The American Society of Regional Anesthesia and Pain Medicine (ASRA Pain Medicine) has published the fifth edition of its guidelines on the use of regional anesthesia in patients receiving direct oral anticoagulants or antiplatelet medications.
The update makes the guidelines consistent with European standards on this topic and adds recommendations for the administration and interpretation of blood tests for some patients (Reg Anesth Pain Med 2025:rapm-2024-105766 ).
One significant change is the replacement of the terms used to refer to dosing. Where the previous guidance described doses of blood thinning medication as either “therapeutic” or “prophylactic,” the new guidelines now use the terms “low dose” and “high dose.” The change creates consistency with European guidelines and provides clearer and more objective guidance on dosing, said first author Sandy Kopp, MD, an anesthesiologist at Mayo Clinic in Rochester, Minn., and the president-elect of ASRA Pain Medicine.
“It’s not helpful to anybody when you have differing guidelines about the same topic,” Kopp said in a virtual press briefing about the update. “One of our co-authors, Dr.
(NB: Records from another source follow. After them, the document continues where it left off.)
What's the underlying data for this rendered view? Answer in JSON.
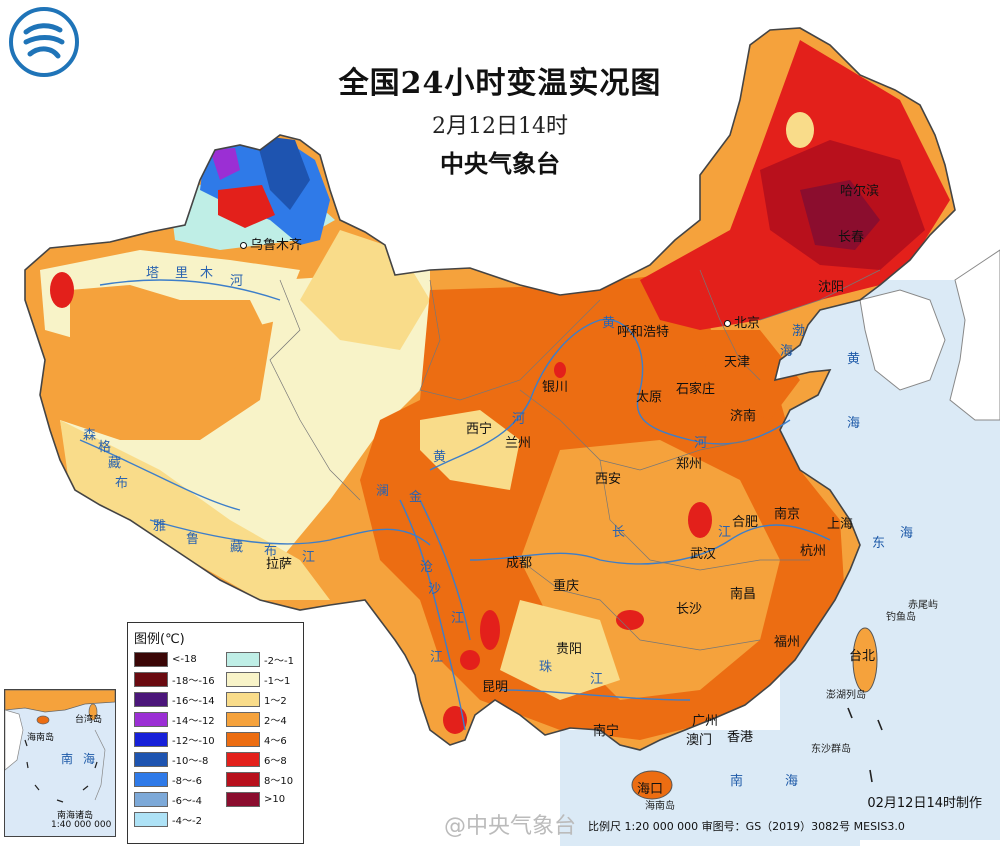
{
  "title": {
    "main": "全国24小时变温实况图",
    "time": "2月12日14时",
    "org": "中央气象台"
  },
  "legend": {
    "title": "图例(℃)",
    "items": [
      {
        "label": "<-18",
        "color": "#3a0606"
      },
      {
        "label": "-2～-1",
        "color": "#bfeee6"
      },
      {
        "label": "-18～-16",
        "color": "#6a0a10"
      },
      {
        "label": "-1～1",
        "color": "#f8f3c8"
      },
      {
        "label": "-16～-14",
        "color": "#4b167a"
      },
      {
        "label": "1～2",
        "color": "#f9dc8a"
      },
      {
        "label": "-14～-12",
        "color": "#9b2fd4"
      },
      {
        "label": "2～4",
        "color": "#f5a23c"
      },
      {
        "label": "-12～-10",
        "color": "#1720d8"
      },
      {
        "label": "4～6",
        "color": "#ec6d12"
      },
      {
        "label": "-10～-8",
        "color": "#1e54b0"
      },
      {
        "label": "6～8",
        "color": "#e3201b"
      },
      {
        "label": "-8～-6",
        "color": "#2f7ae8"
      },
      {
        "label": "8～10",
        "color": "#b8101c"
      },
      {
        "label": "-6～-4",
        "color": "#7da9d8"
      },
      {
        "label": ">10",
        "color": "#8b0d2e"
      },
      {
        "label": "-4～-2",
        "color": "#aee2f6"
      }
    ]
  },
  "cities": [
    {
      "name": "乌鲁木齐"
    },
    {
      "name": "哈尔滨"
    },
    {
      "name": "长春"
    },
    {
      "name": "沈阳"
    },
    {
      "name": "北京"
    },
    {
      "name": "天津"
    },
    {
      "name": "呼和浩特"
    },
    {
      "name": "银川"
    },
    {
      "name": "太原"
    },
    {
      "name": "石家庄"
    },
    {
      "name": "济南"
    },
    {
      "name": "西宁"
    },
    {
      "name": "兰州"
    },
    {
      "name": "郑州"
    },
    {
      "name": "西安"
    },
    {
      "name": "合肥"
    },
    {
      "name": "南京"
    },
    {
      "name": "上海"
    },
    {
      "name": "杭州"
    },
    {
      "name": "武汉"
    },
    {
      "name": "成都"
    },
    {
      "name": "拉萨"
    },
    {
      "name": "重庆"
    },
    {
      "name": "南昌"
    },
    {
      "name": "长沙"
    },
    {
      "name": "贵阳"
    },
    {
      "name": "福州"
    },
    {
      "name": "台北"
    },
    {
      "name": "昆明"
    },
    {
      "name": "南宁"
    },
    {
      "name": "广州"
    },
    {
      "name": "澳门"
    },
    {
      "name": "香港"
    },
    {
      "name": "海口"
    }
  ],
  "water": {
    "bohai": "渤",
    "bohai2": "海",
    "yellow": "黄",
    "yellow2": "海",
    "east": "东",
    "east2": "海",
    "south": "南",
    "south2": "海"
  },
  "rivers": {
    "tarim": [
      "塔",
      "里",
      "木",
      "河"
    ],
    "senge": [
      "森",
      "格",
      "藏",
      "布"
    ],
    "yarlung": [
      "雅",
      "鲁",
      "藏",
      "布",
      "江"
    ],
    "huanghe_upper": [
      "黄",
      "河"
    ],
    "huanghe_north": "黄",
    "huanghe_east": "河",
    "lancang": [
      "澜",
      "沧",
      "江"
    ],
    "jinsha": [
      "金",
      "沙",
      "江"
    ],
    "changjiang": [
      "长",
      "江"
    ],
    "zhujiang": [
      "珠",
      "江"
    ]
  },
  "islands": {
    "chiwei": "赤尾屿",
    "diaoyu": "钓鱼岛",
    "penghu": "澎湖列岛",
    "dongsha": "东沙群岛",
    "hainan_island": "海南岛"
  },
  "inset": {
    "title": "南海诸岛",
    "scale": "1:40 000 000",
    "taiwan": "台湾岛",
    "hainan": "海南岛",
    "sea": [
      "南",
      "海"
    ]
  },
  "footer": {
    "made": "02月12日14时制作",
    "scale": "比例尺 1:20 000 000 审图号：GS（2019）3082号 MESIS3.0",
    "watermark": "@中央气象台"
  }
}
Erik Vandermeulen, is also on the European guidelines, so that allows us to speak the same language.
“We also know that, depending on what this medication is used for and what the patient’s comorbidities are, sometimes the same dose can be therapeutic or prophylactic,” Kopp added. “So that’s why we’re now using the terms low and high dose, because that is a little bit more defined.”
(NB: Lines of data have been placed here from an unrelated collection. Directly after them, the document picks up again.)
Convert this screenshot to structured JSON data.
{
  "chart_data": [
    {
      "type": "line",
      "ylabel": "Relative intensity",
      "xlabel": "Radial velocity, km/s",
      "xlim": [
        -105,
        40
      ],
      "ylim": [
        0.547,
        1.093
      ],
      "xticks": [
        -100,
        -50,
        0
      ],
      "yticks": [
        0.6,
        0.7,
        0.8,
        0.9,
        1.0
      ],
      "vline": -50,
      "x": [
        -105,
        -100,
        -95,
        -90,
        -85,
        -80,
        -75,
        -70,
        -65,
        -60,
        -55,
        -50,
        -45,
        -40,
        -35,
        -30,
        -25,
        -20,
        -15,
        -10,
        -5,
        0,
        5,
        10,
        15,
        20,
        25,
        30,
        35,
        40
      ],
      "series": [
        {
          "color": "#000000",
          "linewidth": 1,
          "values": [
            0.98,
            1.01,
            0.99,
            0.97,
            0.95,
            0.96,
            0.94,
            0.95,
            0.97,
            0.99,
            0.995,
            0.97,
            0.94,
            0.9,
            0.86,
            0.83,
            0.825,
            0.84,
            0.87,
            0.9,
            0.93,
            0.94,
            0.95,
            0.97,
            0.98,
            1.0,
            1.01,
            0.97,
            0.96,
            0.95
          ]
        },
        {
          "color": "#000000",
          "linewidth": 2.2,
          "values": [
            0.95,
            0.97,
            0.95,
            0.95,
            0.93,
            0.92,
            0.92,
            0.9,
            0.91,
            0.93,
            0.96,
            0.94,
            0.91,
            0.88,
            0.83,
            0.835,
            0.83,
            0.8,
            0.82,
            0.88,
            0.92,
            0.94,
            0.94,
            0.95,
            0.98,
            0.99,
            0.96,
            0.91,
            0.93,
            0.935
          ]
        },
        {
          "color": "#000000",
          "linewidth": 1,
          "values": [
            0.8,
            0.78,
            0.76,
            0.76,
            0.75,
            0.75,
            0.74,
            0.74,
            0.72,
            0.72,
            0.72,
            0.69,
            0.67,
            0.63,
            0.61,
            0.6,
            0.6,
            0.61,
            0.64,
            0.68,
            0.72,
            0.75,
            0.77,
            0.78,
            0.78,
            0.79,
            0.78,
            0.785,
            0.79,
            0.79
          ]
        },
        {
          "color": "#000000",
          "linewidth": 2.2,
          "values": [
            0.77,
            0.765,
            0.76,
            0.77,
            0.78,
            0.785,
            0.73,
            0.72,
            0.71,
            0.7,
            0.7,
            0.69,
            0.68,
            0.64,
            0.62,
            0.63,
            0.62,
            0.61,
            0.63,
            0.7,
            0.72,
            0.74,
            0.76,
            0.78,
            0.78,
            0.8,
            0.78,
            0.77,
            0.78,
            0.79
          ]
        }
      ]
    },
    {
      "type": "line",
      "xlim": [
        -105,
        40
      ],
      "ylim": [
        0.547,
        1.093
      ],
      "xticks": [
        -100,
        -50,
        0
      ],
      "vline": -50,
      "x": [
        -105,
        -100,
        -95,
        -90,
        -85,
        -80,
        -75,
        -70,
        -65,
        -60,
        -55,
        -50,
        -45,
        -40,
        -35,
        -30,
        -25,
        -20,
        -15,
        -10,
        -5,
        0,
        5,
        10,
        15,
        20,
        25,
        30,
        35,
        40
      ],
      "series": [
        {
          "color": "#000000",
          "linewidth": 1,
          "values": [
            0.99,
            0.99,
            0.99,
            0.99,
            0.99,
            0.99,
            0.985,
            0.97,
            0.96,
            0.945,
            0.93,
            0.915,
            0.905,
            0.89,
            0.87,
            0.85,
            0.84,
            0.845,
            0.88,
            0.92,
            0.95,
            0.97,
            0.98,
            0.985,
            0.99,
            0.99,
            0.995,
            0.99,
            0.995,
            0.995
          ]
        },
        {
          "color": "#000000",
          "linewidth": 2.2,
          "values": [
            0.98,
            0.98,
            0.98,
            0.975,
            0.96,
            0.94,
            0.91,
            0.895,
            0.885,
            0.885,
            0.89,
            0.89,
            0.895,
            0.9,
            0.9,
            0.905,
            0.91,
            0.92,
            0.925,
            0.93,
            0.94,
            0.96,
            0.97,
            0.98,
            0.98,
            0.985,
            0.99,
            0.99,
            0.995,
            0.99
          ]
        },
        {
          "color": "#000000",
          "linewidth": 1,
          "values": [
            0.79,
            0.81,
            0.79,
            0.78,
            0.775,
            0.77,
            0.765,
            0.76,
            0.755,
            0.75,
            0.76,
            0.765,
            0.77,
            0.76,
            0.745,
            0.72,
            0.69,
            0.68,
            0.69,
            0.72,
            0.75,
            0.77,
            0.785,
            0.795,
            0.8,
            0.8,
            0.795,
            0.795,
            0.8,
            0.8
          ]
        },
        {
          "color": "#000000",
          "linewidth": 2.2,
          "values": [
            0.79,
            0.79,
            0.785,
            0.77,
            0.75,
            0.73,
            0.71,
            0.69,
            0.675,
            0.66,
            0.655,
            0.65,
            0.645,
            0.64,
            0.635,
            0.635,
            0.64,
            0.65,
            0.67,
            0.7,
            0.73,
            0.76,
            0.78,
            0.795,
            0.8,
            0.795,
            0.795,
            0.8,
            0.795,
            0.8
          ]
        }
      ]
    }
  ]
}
Kopp went on to say the update also reflects the wider availability, in the years since the previous edition of the guidelines, of blood tests that can determine whether a patient who has been taking anticoagulants or antiplatelet medications remains anticoagulated after stopping the medication.
“Those have not been easy to access in a lot of institutions, but they’re becoming easier to access,” she said. “And so we put recommendations for what the blood test should show and for which patients you should actually draw the blood test on—not every patient needs a blood test if they follow the recommendations.”
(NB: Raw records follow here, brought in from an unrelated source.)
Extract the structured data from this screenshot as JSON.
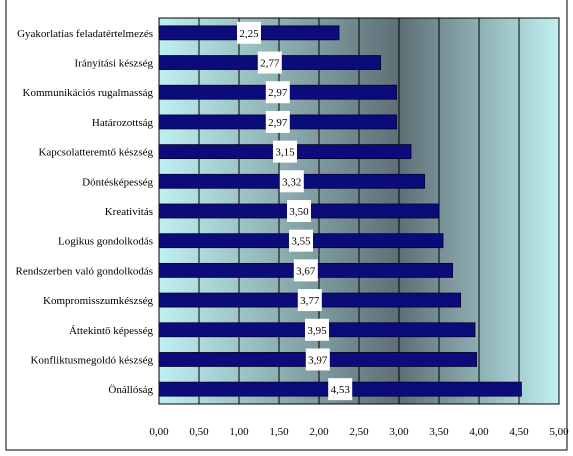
{
  "chart_data": {
    "type": "bar",
    "orientation": "horizontal",
    "categories": [
      "Gyakorlatias feladatértelmezés",
      "Irányítási készség",
      "Kommunikációs rugalmasság",
      "Határozottság",
      "Kapcsolatteremtő készség",
      "Döntésképesség",
      "Kreativitás",
      "Logikus gondolkodás",
      "Rendszerben való gondolkodás",
      "Kompromisszumkészség",
      "Áttekintő képesség",
      "Konfliktusmegoldó készség",
      "Önállóság"
    ],
    "values": [
      2.25,
      2.77,
      2.97,
      2.97,
      3.15,
      3.32,
      3.5,
      3.55,
      3.67,
      3.77,
      3.95,
      3.97,
      4.53
    ],
    "value_labels": [
      "2,25",
      "2,77",
      "2,97",
      "2,97",
      "3,15",
      "3,32",
      "3,50",
      "3,55",
      "3,67",
      "3,77",
      "3,95",
      "3,97",
      "4,53"
    ],
    "xlim": [
      0,
      5
    ],
    "x_ticks": [
      0,
      0.5,
      1,
      1.5,
      2,
      2.5,
      3,
      3.5,
      4,
      4.5,
      5
    ],
    "x_tick_labels": [
      "0,00",
      "0,50",
      "1,00",
      "1,50",
      "2,00",
      "2,50",
      "3,00",
      "3,50",
      "4,00",
      "4,50",
      "5,00"
    ],
    "grid": "vertical major gridlines",
    "legend": "none",
    "colors": {
      "bar": "#0b0b7a",
      "bar_border": "#000033",
      "plot_bg_edge": "#bff0f0",
      "plot_bg_center": "#5d6f75",
      "label_box": "#ffffff",
      "gridline": "#000000"
    }
  }
}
Lisa Leffert, MD, a co-author of the guidelines and the chair of anesthesiology at Yale School of Medicine, in New Haven, Conn., added that the updates include guidance for pregnant women as well as a statement regarding urgent circumstances.
“There’s a lot of planning that goes into using these medications and regional anesthesia, both of which are very important in pregnant women,” said Leffert, who specializes in obstetric anesthesiology. “It has been wonderful to work with the ASRA group to bring it all together for patients and their physicians.”
Raj Gupta, MD, a professor of anesthesiology at Vanderbilt University Medical Center, in Nashville. Tenn., and a member of the ASRA Pain Medicine’s board of directors, who is leading development of the ASRA Coags app—a ground-up refresh of the existing app—said it will make the new guidelines easy to access and apply.
However, Gupta, a member of the Anesthesiology News editorial advisory board, strongly recommended that anesthesiologists take the time to read the paper in its entirety.
“There’s a lot of educational material in there about understanding how these drugs work, what the implications of different testing are, reversal of those medications if you do get in a situation that you don’t expect,” he said. “It is so critical to be able to make a plan with your surgeons and your primary care physicians and your patients, because there’s always going to be a twist or a nuance that you don’t anticipate. The authors of this guideline have done a really good job of bringing a lot of complicated information into one place—it’s a great read for any anesthesiologist.”
By Ajai Srinivas
Gupta, Kopp and Leffert reported no relevant financial disclosures. Titled “Regional anesthesia in the patient receiving antithrombotic or thrombolytic therapy,” the updated guidelines will also be available as an app for both iPhone and Android.